Nella giungla di acronimi di tasse e tributi, la Tari merita un posto di rilievo. Se non altro perché incide, in maniera sempre più pesante, sui bilanci di famiglie, commercianti e imprenditori. Stando ai dati raccolti da Confesercenti, nel 2015, la tassa sui rifiuti arriverà a costare ai contribuenti italiani 10 miliardi di euro (di cui 4 miliardi a carico delle imprese). Una cifra stellare che segna un aumento del 20% rispetto al 2014 e del 100% rispetto al 2008.
Città che vai, Tari che paghi
Ma non tutti pagano allo stesso modo.

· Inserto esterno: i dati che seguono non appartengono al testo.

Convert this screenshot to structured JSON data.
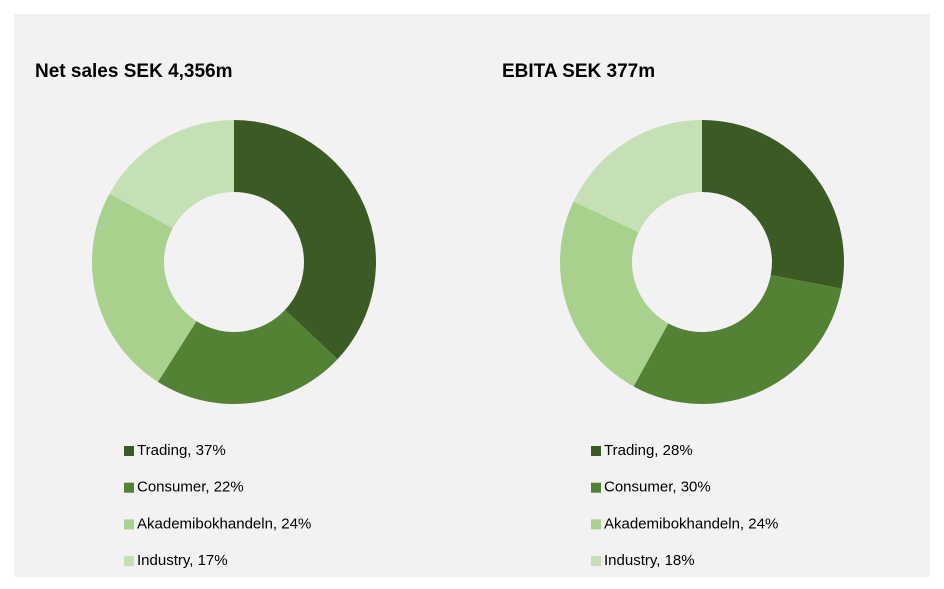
{
  "chart_data": [
    {
      "type": "donut",
      "title": "Net sales SEK 4,356m",
      "categories": [
        "Trading, 37%",
        "Consumer, 22%",
        "Akademibokhandeln, 24%",
        "Industry, 17%"
      ],
      "values": [
        37,
        22,
        24,
        17
      ],
      "colors": [
        "#3b5a24",
        "#548235",
        "#a9d18e",
        "#c5e0b4"
      ]
    },
    {
      "type": "donut",
      "title": "EBITA SEK 377m",
      "categories": [
        "Trading, 28%",
        "Consumer, 30%",
        "Akademibokhandeln, 24%",
        "Industry, 18%"
      ],
      "values": [
        28,
        30,
        24,
        18
      ],
      "colors": [
        "#3b5a24",
        "#548235",
        "#a9d18e",
        "#c5e0b4"
      ]
    }
  ]
}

Anzi: quella che lo studio della Confesercenti ha messo in risalto è una vera e propria “babele tributaria” nella quale a uscirne con le ossa rotte sono, soprattutto, albergatori, ristoratori e commercianti. E a fare la differenza può essere anche la città in cui hai avuto la fortuna (o la sfortuna) di avviare la tua attività. Qualche esempio? Napoli troneggia nella classifica della Tari più salata, con un importo medio (per commercianti e albergatori) stimato in 5.567,89 euro all’anno. Non se la passano bene neanche i “colleghi” di Firenze che, per i rifiuti, devono pagare una tassa media di 4.975 euro, mentre sul gradino più basso del podio si posiziona Roma che chiede poco più di 4.900 euro all’anno per “la monnezza”. Di contro, la Tari più leggera è quella de L’Aquila ai cui commercianti e albergatori è chiesto un tributo annuo di 1.473 euro. A seguire Aosta, con poco più di 1.745 euro e Campobasso, con 1.881,09 euro. Il divario può raggiungere, insomma, dimensioni importanti. Tanto che, a conti fatti, la Tari che gli esercenti aquilani devono pagare risulta 278 volte meno cara di quella che sono costretti a versare i napoletani.

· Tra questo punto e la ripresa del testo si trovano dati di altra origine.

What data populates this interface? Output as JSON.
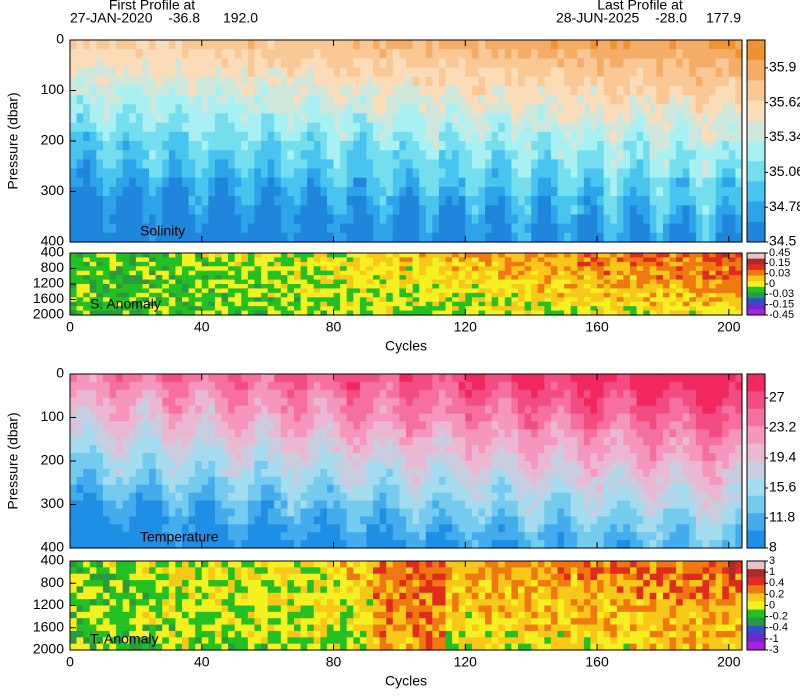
{
  "header": {
    "first_label": "First Profile at",
    "first_date": "27-JAN-2020",
    "first_lat": "-36.8",
    "first_lon": "192.0",
    "last_label": "Last Profile at",
    "last_date": "28-JUN-2025",
    "last_lat": "-28.0",
    "last_lon": "177.9"
  },
  "chart_data": [
    {
      "type": "heatmap",
      "label": "Solinity",
      "ylabel": "Pressure (dbar)",
      "ylim": [
        0,
        400
      ],
      "yticks": [
        0,
        100,
        200,
        300,
        400
      ],
      "colorbar": {
        "levels": [
          35.9,
          35.62,
          35.34,
          35.06,
          34.78,
          34.5
        ],
        "colors": [
          "#f0922e",
          "#f5ad66",
          "#f9c894",
          "#fbdcb8",
          "#cfe7da",
          "#a9f0f2",
          "#74deee",
          "#48c4ee",
          "#2da3e9",
          "#1f86dc"
        ]
      }
    },
    {
      "type": "heatmap",
      "label": "S. Anomaly",
      "xlabel": "Cycles",
      "xlim": [
        0,
        204
      ],
      "xticks": [
        0,
        40,
        80,
        120,
        160,
        200
      ],
      "ylim": [
        400,
        2000
      ],
      "yticks": [
        400,
        800,
        1200,
        1600,
        2000
      ],
      "colorbar": {
        "levels": [
          0.45,
          0.15,
          0.03,
          0,
          -0.03,
          -0.15,
          -0.45
        ],
        "colors": [
          "#e8c4c4",
          "#b02828",
          "#e02c1c",
          "#f07810",
          "#f8c818",
          "#f5f020",
          "#22c022",
          "#2a9a40",
          "#3050c8",
          "#6a2cc8",
          "#a820e0"
        ]
      }
    },
    {
      "type": "heatmap",
      "label": "Temperature",
      "ylabel": "Pressure (dbar)",
      "ylim": [
        0,
        400
      ],
      "yticks": [
        0,
        100,
        200,
        300,
        400
      ],
      "colorbar": {
        "levels": [
          27,
          23.2,
          19.4,
          15.6,
          11.8,
          8
        ],
        "colors": [
          "#f0285e",
          "#f24c82",
          "#f570a0",
          "#f596bc",
          "#eab8d0",
          "#c8cde0",
          "#a4dbee",
          "#74cbee",
          "#44acec",
          "#1f8fe6"
        ]
      }
    },
    {
      "type": "heatmap",
      "label": "T. Anomaly",
      "xlabel": "Cycles",
      "xlim": [
        0,
        204
      ],
      "xticks": [
        0,
        40,
        80,
        120,
        160,
        200
      ],
      "ylim": [
        400,
        2000
      ],
      "yticks": [
        400,
        800,
        1200,
        1600,
        2000
      ],
      "colorbar": {
        "levels": [
          3,
          1,
          0.4,
          0.2,
          0,
          -0.2,
          -0.4,
          -1,
          -3
        ],
        "colors": [
          "#e8c4c4",
          "#b02828",
          "#e02c1c",
          "#f07810",
          "#f8c818",
          "#f5f020",
          "#22c022",
          "#2a9a40",
          "#3050c8",
          "#6a2cc8",
          "#a820e0"
        ]
      }
    }
  ]
}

Alberghi e negozi nel mirino
E come già detto, a pagare il prezzo più alto sono ben specifiche categorie lavorative come gli albergatori, i ristoratori, i gestori dei bar e i titolari di negozi. Più nel dettaglio: gestire un albergo a Napoli può voler dire pagare una Tari di 15 mila euro all’anno. Mentre essere a capo di un ristorante, di una pizzeria, di una trattoria o anche di un caffè o di una pasticceria a Venezia può arrivare a costare 12 mila euro annui. Potrebbe non essere un grande affare anche aprire un negozio di abbigliamento a Torino, dove la Tari può costare 3.900 euro all’anno, o investire su un esercizio di abbigliamento a Roma la cui amministrazione comunale chiede mediamente 2.300 euro all’anno per la tassa sui rifiuti. E non la fanno franca neanche i banchi dei mercati alimentari, soprattutto quelli genovesi che devono versare una media di 1.522 euro all’anno per la (presunta) spazzatura prodotta.

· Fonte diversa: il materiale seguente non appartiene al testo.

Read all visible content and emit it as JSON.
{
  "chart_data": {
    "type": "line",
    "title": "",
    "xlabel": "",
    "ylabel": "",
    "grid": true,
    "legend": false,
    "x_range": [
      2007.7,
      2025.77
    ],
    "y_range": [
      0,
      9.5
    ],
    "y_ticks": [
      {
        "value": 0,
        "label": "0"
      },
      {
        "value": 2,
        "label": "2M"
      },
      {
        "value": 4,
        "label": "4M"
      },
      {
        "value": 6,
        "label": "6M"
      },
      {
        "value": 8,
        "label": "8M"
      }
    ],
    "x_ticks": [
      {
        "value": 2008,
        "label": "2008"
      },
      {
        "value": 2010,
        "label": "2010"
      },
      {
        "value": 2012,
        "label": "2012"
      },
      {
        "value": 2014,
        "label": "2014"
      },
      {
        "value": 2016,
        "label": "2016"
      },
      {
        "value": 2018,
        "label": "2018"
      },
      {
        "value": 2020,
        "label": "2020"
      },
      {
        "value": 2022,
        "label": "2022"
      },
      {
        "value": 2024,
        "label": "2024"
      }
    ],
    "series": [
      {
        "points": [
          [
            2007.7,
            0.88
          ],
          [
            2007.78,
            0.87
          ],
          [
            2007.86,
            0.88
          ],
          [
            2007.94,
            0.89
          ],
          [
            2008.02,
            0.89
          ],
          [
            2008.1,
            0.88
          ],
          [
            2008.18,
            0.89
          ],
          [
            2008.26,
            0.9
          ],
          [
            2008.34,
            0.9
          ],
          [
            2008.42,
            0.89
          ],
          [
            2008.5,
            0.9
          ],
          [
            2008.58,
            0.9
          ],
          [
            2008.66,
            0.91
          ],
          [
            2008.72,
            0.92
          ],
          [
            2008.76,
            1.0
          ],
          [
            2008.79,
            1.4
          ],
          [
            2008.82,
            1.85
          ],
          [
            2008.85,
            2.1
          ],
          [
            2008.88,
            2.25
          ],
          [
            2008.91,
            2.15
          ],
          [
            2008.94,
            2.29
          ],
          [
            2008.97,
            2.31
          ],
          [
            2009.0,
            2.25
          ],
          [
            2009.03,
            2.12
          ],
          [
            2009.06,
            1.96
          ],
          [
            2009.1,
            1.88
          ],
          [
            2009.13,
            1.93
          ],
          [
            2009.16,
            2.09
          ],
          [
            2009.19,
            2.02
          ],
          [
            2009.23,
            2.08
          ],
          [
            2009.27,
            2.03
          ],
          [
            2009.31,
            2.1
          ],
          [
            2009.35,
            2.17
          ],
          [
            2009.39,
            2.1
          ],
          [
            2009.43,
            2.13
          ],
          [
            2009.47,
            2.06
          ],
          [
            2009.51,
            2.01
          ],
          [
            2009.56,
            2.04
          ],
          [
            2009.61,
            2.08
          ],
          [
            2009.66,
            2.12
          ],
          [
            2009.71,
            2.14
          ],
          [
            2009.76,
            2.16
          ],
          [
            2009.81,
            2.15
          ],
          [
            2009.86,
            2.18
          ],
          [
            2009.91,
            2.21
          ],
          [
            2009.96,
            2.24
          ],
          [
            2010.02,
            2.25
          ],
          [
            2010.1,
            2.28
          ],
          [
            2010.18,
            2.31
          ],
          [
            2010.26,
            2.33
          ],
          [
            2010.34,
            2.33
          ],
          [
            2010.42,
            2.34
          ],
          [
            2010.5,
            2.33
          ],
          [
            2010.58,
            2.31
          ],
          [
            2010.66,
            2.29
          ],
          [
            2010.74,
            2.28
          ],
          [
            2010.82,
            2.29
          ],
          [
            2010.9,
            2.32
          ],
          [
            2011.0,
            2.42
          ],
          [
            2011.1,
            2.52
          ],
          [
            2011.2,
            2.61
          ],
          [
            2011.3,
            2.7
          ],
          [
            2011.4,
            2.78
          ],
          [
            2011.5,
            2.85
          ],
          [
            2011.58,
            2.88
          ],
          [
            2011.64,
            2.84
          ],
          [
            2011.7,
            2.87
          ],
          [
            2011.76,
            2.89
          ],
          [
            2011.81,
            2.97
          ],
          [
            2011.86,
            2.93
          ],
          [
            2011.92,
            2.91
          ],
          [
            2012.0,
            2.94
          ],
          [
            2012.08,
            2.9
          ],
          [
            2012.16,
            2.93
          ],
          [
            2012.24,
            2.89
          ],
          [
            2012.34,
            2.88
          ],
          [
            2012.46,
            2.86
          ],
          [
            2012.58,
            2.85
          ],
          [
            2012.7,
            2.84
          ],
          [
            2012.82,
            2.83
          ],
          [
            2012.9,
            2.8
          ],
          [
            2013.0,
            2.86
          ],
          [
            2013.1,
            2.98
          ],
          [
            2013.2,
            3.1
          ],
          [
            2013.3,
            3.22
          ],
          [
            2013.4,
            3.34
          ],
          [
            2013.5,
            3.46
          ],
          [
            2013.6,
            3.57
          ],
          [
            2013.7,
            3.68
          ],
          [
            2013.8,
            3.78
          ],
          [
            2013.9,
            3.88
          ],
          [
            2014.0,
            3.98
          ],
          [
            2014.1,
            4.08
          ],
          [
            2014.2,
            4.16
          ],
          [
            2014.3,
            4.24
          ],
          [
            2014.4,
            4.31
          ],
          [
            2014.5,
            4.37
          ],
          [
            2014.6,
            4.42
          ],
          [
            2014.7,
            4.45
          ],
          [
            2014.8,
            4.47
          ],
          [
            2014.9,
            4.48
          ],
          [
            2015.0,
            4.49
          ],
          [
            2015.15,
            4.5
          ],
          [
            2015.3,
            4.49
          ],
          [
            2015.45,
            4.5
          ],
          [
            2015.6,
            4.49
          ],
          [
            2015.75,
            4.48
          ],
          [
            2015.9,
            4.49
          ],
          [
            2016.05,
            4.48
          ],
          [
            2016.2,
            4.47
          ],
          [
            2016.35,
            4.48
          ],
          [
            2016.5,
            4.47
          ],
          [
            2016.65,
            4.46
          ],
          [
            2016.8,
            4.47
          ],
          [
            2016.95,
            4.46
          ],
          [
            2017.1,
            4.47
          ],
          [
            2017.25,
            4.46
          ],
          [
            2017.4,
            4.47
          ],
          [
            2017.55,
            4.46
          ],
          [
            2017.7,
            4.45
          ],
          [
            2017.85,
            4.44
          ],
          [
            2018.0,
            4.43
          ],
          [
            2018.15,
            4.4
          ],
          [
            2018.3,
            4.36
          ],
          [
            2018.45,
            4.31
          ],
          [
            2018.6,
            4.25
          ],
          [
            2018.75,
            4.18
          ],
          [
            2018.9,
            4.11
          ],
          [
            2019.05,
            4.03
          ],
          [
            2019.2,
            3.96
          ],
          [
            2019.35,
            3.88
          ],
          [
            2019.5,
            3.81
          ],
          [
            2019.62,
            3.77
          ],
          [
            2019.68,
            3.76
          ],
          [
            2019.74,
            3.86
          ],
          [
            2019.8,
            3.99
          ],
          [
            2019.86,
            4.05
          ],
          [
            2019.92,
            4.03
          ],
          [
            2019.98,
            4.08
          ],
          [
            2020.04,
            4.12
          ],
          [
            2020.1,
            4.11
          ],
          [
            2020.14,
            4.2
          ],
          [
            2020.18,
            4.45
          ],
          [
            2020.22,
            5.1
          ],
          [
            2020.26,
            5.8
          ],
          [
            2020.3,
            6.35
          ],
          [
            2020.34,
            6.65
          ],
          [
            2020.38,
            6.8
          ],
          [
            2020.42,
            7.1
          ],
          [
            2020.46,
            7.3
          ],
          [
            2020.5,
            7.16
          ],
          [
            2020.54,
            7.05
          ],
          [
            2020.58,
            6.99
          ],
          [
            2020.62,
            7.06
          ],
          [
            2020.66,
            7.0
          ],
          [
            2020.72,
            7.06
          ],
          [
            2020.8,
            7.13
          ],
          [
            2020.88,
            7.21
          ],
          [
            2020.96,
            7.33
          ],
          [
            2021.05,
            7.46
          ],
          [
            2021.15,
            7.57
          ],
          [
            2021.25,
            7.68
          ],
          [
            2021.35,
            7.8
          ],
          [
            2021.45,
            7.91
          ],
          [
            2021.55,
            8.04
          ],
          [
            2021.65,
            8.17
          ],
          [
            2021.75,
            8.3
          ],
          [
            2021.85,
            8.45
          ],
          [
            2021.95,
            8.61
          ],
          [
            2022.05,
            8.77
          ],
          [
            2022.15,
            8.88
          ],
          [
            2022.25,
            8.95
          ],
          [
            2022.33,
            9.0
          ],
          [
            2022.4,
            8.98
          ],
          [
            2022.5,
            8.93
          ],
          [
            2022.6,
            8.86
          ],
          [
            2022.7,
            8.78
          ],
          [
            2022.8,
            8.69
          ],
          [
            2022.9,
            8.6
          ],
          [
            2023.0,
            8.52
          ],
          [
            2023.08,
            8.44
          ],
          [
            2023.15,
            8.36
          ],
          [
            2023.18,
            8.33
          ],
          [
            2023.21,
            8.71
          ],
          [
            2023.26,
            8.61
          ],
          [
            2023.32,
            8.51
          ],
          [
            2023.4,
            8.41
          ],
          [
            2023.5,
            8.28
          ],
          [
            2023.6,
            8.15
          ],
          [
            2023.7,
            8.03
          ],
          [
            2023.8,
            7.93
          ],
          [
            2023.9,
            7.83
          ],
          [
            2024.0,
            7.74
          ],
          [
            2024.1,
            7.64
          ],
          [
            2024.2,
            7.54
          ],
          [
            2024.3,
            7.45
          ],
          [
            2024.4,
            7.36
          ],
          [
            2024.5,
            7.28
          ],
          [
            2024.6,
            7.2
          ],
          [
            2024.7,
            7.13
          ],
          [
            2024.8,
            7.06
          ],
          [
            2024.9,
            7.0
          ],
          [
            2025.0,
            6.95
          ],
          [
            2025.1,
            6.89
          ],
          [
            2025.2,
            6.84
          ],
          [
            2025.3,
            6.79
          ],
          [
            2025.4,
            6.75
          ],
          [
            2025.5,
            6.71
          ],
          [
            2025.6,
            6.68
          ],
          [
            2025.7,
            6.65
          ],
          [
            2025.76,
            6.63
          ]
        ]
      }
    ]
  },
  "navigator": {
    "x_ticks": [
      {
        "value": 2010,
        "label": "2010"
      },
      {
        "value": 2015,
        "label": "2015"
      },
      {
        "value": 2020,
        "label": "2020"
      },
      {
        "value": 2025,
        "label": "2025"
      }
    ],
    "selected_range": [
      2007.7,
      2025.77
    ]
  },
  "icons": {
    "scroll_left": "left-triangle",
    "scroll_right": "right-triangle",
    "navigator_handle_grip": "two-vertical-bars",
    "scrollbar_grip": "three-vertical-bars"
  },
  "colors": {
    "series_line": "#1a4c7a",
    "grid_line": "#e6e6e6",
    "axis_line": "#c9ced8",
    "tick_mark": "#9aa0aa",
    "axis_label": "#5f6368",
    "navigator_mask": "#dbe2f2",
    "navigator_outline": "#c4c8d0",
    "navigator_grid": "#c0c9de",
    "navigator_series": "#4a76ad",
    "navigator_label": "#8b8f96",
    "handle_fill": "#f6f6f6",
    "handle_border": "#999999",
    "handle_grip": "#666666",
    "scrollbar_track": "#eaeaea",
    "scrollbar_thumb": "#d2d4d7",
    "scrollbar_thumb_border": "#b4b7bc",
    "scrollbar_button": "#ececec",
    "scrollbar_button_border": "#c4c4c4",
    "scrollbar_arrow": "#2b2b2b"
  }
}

“Più che una tassa legata ad un servizio – ha commentato il presidente di Confesercenti, Massimo Vivoli – la Tari sembra essere ormai diventata un’imposta locale basata sulla superficie dell’attività e del tutto slegata dalla effettiva produzione di rifiuti e dall’efficienza dei sistemi di raccolta. Un tributo salatissimo, che praticamente in tutti i Comuni non appare proporzionato né ai consumi prodotti né al servizio ricevuto e che sta mettendo in ginocchio le imprese del commercio e del turismo”.